Mary A Brock & Christopher M Sutton Obit
Printed in The Oklahoman, January 17, 1998; page 8 &
The Oklahoman, January 19, 1998; page 3
Fire Leaves Child Dead, Two Critical
By Diane Plumberg - staff writer
Toddlers often wake up before their parents. But Friday morning, that routine became deadly for one Oklahoma City Boy.
Bill Howard told a witness he heard 2-year old Chris Sutton get up from his bed, but he thought the child had gone back to sleep in the same room with his mother, Mary Brock, and his sister, Susie.
But Chris hadn't gone back to sleep. He had made his way to the living room in the back of the house about 9 a.m. and had found a long butane lighter like those used to light candles or fires in a fireplace. He crawled up on a couch and sparked the lighter, igniting his blanket.
Fire investigators said the flames spread from the blanket to the couch and then throughout the house at 937 N MacArthur Blvd. Chris got off the burning couch and climbed onto another couch where his body was later found with the lighter, Assistant Fire Chief Jon Hansen said.
Hansen said Howard awoke a few minutes after the fire started, smelled smoke and felt heat on his bedroom doorknob. He broke out the bedroom window and climbed out.
About that time, Sarah Leach drove by the house and noticed smoke coming from the roof.
"I saw a man coming out of the house in nothing but his pajamas. I asked him if he was OK and if there was anything I could do and he said there's a lady and two babies in there," Leach said.

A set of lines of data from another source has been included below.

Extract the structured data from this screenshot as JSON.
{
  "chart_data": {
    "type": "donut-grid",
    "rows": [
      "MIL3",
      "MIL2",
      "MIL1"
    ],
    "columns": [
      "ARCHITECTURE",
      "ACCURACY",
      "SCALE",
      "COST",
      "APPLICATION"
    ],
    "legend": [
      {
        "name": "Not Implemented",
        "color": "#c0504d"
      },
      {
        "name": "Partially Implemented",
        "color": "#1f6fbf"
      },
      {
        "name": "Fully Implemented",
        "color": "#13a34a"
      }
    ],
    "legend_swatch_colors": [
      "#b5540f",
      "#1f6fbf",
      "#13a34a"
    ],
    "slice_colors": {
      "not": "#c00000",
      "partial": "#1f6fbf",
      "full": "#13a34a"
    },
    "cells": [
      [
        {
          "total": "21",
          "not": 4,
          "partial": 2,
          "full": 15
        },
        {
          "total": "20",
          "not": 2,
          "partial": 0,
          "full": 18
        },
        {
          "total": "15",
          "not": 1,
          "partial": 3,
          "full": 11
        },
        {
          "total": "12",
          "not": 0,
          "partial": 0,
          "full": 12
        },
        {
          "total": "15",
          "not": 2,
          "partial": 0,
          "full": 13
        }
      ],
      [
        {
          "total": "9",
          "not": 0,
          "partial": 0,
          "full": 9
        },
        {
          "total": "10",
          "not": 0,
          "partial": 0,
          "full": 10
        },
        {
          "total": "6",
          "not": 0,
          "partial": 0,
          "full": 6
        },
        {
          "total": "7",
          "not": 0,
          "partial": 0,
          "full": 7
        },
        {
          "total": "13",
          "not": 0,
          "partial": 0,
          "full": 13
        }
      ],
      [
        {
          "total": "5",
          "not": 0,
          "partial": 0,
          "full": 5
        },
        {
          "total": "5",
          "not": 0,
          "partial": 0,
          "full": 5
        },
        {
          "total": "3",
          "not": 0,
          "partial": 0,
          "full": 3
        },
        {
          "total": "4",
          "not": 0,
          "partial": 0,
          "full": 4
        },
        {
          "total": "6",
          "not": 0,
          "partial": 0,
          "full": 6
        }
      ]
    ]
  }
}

Leach ran with Howard to the bedroom window where Brock and her daughter had been sleeping. Howard said Brock had been banging on the window, yelling for help. But by the time Leach reached the window, she had stopped pounding.
Howard smashed the window with a rock and was about to climb in when firefighters arrived, Leach said. Maj. Clayton Bell and Cpl. Steve York crawled into the home on their knees until they reached the bedroom. They lifted the mother and the 4-year-old out of the window.

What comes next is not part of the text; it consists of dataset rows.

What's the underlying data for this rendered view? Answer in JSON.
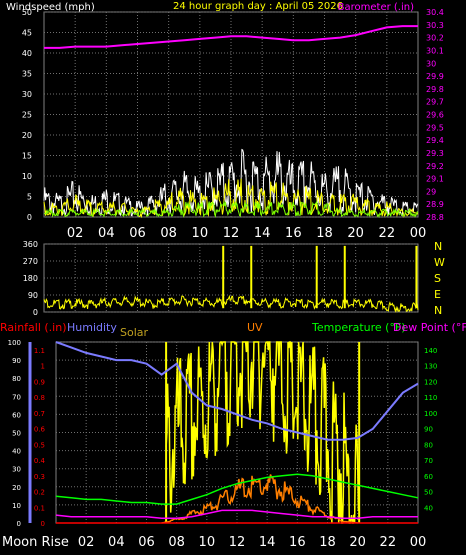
{
  "chart_data": [
    {
      "type": "line",
      "title": "24 hour graph day : April 05 2026",
      "left_axis_label": "Windspeed (mph)",
      "right_axis_label": "Barometer (.in)",
      "left_ticks": [
        "0",
        "5",
        "10",
        "15",
        "20",
        "25",
        "30",
        "35",
        "40",
        "45",
        "50"
      ],
      "right_ticks": [
        "28.8",
        "28.9",
        "29",
        "29.1",
        "29.2",
        "29.3",
        "29.4",
        "29.5",
        "29.6",
        "29.7",
        "29.8",
        "29.9",
        "30",
        "30.1",
        "30.2",
        "30.3",
        "30.4"
      ],
      "ylim_left": [
        0,
        50
      ],
      "ylim_right": [
        28.8,
        30.4
      ],
      "x_ticks": [
        "02",
        "04",
        "06",
        "08",
        "10",
        "12",
        "14",
        "16",
        "18",
        "20",
        "22",
        "00"
      ],
      "grid": true,
      "colors": {
        "barometer": "#ff00ff",
        "gust": "#ffffff",
        "speed": "#ffff00",
        "avg": "#7fff00",
        "axis_left": "#ffffff",
        "axis_right": "#ff00ff"
      },
      "series": [
        {
          "name": "Barometer (.in)",
          "axis": "right",
          "x": [
            0,
            1,
            2,
            3,
            4,
            5,
            6,
            7,
            8,
            9,
            10,
            11,
            12,
            13,
            14,
            15,
            16,
            17,
            18,
            19,
            20,
            21,
            22,
            23,
            24
          ],
          "values": [
            30.12,
            30.12,
            30.13,
            30.13,
            30.13,
            30.14,
            30.15,
            30.16,
            30.17,
            30.18,
            30.19,
            30.2,
            30.21,
            30.21,
            30.2,
            30.19,
            30.18,
            30.18,
            30.19,
            30.2,
            30.22,
            30.25,
            30.28,
            30.29,
            30.29
          ]
        },
        {
          "name": "gust",
          "x": [
            0,
            1,
            2,
            3,
            4,
            5,
            6,
            7,
            8,
            9,
            10,
            11,
            12,
            13,
            14,
            15,
            16,
            17,
            18,
            19,
            20,
            21,
            22,
            23,
            24
          ],
          "values": [
            4,
            3,
            5,
            3,
            4,
            3,
            2,
            3,
            5,
            6,
            5,
            7,
            8,
            9,
            8,
            9,
            7,
            8,
            6,
            7,
            5,
            4,
            3,
            2,
            2
          ]
        },
        {
          "name": "speed",
          "x": [
            0,
            1,
            2,
            3,
            4,
            5,
            6,
            7,
            8,
            9,
            10,
            11,
            12,
            13,
            14,
            15,
            16,
            17,
            18,
            19,
            20,
            21,
            22,
            23,
            24
          ],
          "values": [
            2,
            2,
            3,
            2,
            2,
            2,
            1,
            2,
            3,
            4,
            3,
            4,
            5,
            5,
            4,
            5,
            4,
            4,
            3,
            3,
            3,
            2,
            2,
            1,
            1
          ]
        },
        {
          "name": "average",
          "x": [
            0,
            1,
            2,
            3,
            4,
            5,
            6,
            7,
            8,
            9,
            10,
            11,
            12,
            13,
            14,
            15,
            16,
            17,
            18,
            19,
            20,
            21,
            22,
            23,
            24
          ],
          "values": [
            1,
            1,
            1,
            1,
            1,
            1,
            1,
            1,
            1,
            2,
            2,
            2,
            2,
            2,
            2,
            2,
            2,
            2,
            2,
            1,
            1,
            1,
            1,
            1,
            1
          ]
        }
      ]
    },
    {
      "type": "line",
      "title": "",
      "left_ticks": [
        "0",
        "90",
        "180",
        "270",
        "360"
      ],
      "right_ticks": [
        "N",
        "W",
        "S",
        "E",
        "N"
      ],
      "ylim": [
        0,
        360
      ],
      "x_ticks": [
        "02",
        "04",
        "06",
        "08",
        "10",
        "12",
        "14",
        "16",
        "18",
        "20",
        "22",
        "00"
      ],
      "grid": true,
      "colors": {
        "direction": "#ffff00",
        "ticks_left": "#ffffff",
        "ticks_right": "#ffff00"
      },
      "series": [
        {
          "name": "direction",
          "x": [
            0,
            1,
            2,
            3,
            4,
            5,
            6,
            7,
            8,
            9,
            10,
            11,
            12,
            13,
            14,
            15,
            16,
            17,
            18,
            19,
            20,
            21,
            22,
            23,
            24
          ],
          "values": [
            50,
            40,
            45,
            40,
            50,
            55,
            55,
            40,
            55,
            60,
            55,
            45,
            60,
            60,
            50,
            45,
            50,
            40,
            50,
            40,
            45,
            40,
            30,
            20,
            25
          ]
        }
      ]
    },
    {
      "type": "line",
      "title": "",
      "legend": [
        "Rainfall (.in)",
        "Humidity",
        "Solar",
        "UV",
        "Temperature (°F)",
        "Dew Point (°F)"
      ],
      "rain_ticks": [
        "0",
        "0.1",
        "0.2",
        "0.3",
        "0.4",
        "0.5",
        "0.6",
        "0.7",
        "0.8",
        "0.9",
        "1",
        "1.1"
      ],
      "humidity_ticks": [
        "0",
        "10",
        "20",
        "30",
        "40",
        "50",
        "60",
        "70",
        "80",
        "90",
        "100"
      ],
      "temp_ticks": [
        "40",
        "50",
        "60",
        "70",
        "80",
        "90",
        "100",
        "110",
        "120",
        "130",
        "140"
      ],
      "ylim_humidity": [
        0,
        100
      ],
      "ylim_temp": [
        30,
        145
      ],
      "ylim_rain": [
        0,
        1.15
      ],
      "x_ticks": [
        "02",
        "04",
        "06",
        "08",
        "10",
        "12",
        "14",
        "16",
        "18",
        "20",
        "22",
        "00"
      ],
      "x_prefix_label": "Moon Rise",
      "grid": true,
      "markers_hours": [
        7.3,
        20.1
      ],
      "colors": {
        "rain": "#ff0000",
        "humidity": "#7b7bff",
        "solar": "#ffff00",
        "uv": "#ff7f00",
        "temperature": "#00ff00",
        "dewpoint": "#ff00ff",
        "solar_label": "#c0a020"
      },
      "series": [
        {
          "name": "Humidity",
          "x": [
            0,
            1,
            2,
            3,
            4,
            5,
            6,
            7,
            8,
            9,
            10,
            11,
            12,
            13,
            14,
            15,
            16,
            17,
            18,
            19,
            20,
            21,
            22,
            23,
            24
          ],
          "values": [
            100,
            97,
            94,
            92,
            90,
            90,
            88,
            82,
            88,
            72,
            65,
            63,
            60,
            57,
            55,
            52,
            50,
            48,
            46,
            46,
            47,
            52,
            62,
            72,
            77
          ]
        },
        {
          "name": "Temperature (°F)",
          "x": [
            0,
            1,
            2,
            3,
            4,
            5,
            6,
            7,
            8,
            9,
            10,
            11,
            12,
            13,
            14,
            15,
            16,
            17,
            18,
            19,
            20,
            21,
            22,
            23,
            24
          ],
          "values": [
            47,
            46,
            45,
            45,
            44,
            43,
            43,
            42,
            42,
            45,
            48,
            52,
            55,
            57,
            59,
            60,
            61,
            60,
            58,
            56,
            54,
            52,
            50,
            48,
            46
          ]
        },
        {
          "name": "Dew Point (°F)",
          "x": [
            0,
            1,
            2,
            3,
            4,
            5,
            6,
            7,
            8,
            9,
            10,
            11,
            12,
            13,
            14,
            15,
            16,
            17,
            18,
            19,
            20,
            21,
            22,
            23,
            24
          ],
          "values": [
            35,
            34,
            34,
            34,
            34,
            34,
            34,
            33,
            33,
            34,
            36,
            38,
            38,
            38,
            37,
            36,
            35,
            34,
            34,
            33,
            33,
            34,
            34,
            34,
            34
          ]
        },
        {
          "name": "UV",
          "x": [
            7,
            8,
            9,
            10,
            11,
            12,
            13,
            14,
            15,
            16,
            17,
            18,
            19,
            20
          ],
          "values": [
            0,
            0.2,
            0.5,
            0.8,
            1.2,
            1.8,
            2.0,
            2.1,
            1.8,
            1.3,
            0.8,
            0.4,
            0.1,
            0
          ]
        },
        {
          "name": "Solar",
          "x": [
            7.3,
            8,
            9,
            10,
            11,
            12,
            13,
            14,
            15,
            16,
            17,
            18,
            19,
            20.1
          ],
          "values": [
            35,
            48,
            55,
            65,
            85,
            90,
            95,
            95,
            80,
            70,
            55,
            45,
            30,
            5
          ]
        },
        {
          "name": "Rainfall (.in)",
          "x": [
            0,
            24
          ],
          "values": [
            0,
            0
          ]
        }
      ]
    }
  ]
}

Fire officials said Brock was not breathing, and Susie's breathing was sporadic. Paramedics revived Brock at the scene before taking her to Integris Baptist Medical Center, where she was listed in critical condition. She is two months pregnant.
Susie was taken to Children's Hospital of Oklahoma, where she was listed in critical condition after suffering slight burns and smoke inhalation.
"She looked like a rag doll, to be honest, and my first thoughts were prayers," Leach said.
"I wasn't a hero. The Bible says to help our fellow man>"
Hansen said firefighters tried to save the boy, but they couldn't find him. He said they experienced a "flashover" or "rollover" in which the flames climb up the wall over the ceiling and come down behind firefighters.
Brock and her two children were friends of Howard's son, Terry, who drove home from his work in far northwest Oklahoma City after authorities called him about the fire.
Chris' death is the first fire death of the year in Oklahoma City and could have been avoided, Hansen said, if a battery had been in the smoke detector.
"It's not a good way to start out the year," Hansen said.
"All fatalities bother you, but kids tend to rip your heart out. … We believe that had there been a functioning smoke detector, he would have been alive,"
City Woman Dies From Fire Injuries
By Robert Medley - staff writer
An Oklahoma city woman died Sunday from injuries suffered in a house fire that took the life of her 2-year-old son and left her 4-year-old daughter hospitalized.
Mary Brock, 26, died at Integris Baptist Medical Center at 1:40 p.m., spokesman Steve Lindley said. Brock was two months pregnant.
Brock suffered smoke inhalation in a fire that authorities believe started when her son, Chris Sutton, 2, was playing with a lighter Friday morning at 937 N MacArthur Blvd.
Chris died in the morning blaze.
Brock's daughter, Susie Sutton, was in serious condition at Children's Hospital of Oklahoma recovering from smoke inhalation Sunday, spokesman Jake Lowrey said.
Investigators discovered that the family did not have a battery in a smoke detector, Assistant Fire Chief Jon Hansen said.
The deaths are the first caused by fire in Oklahoma City this year.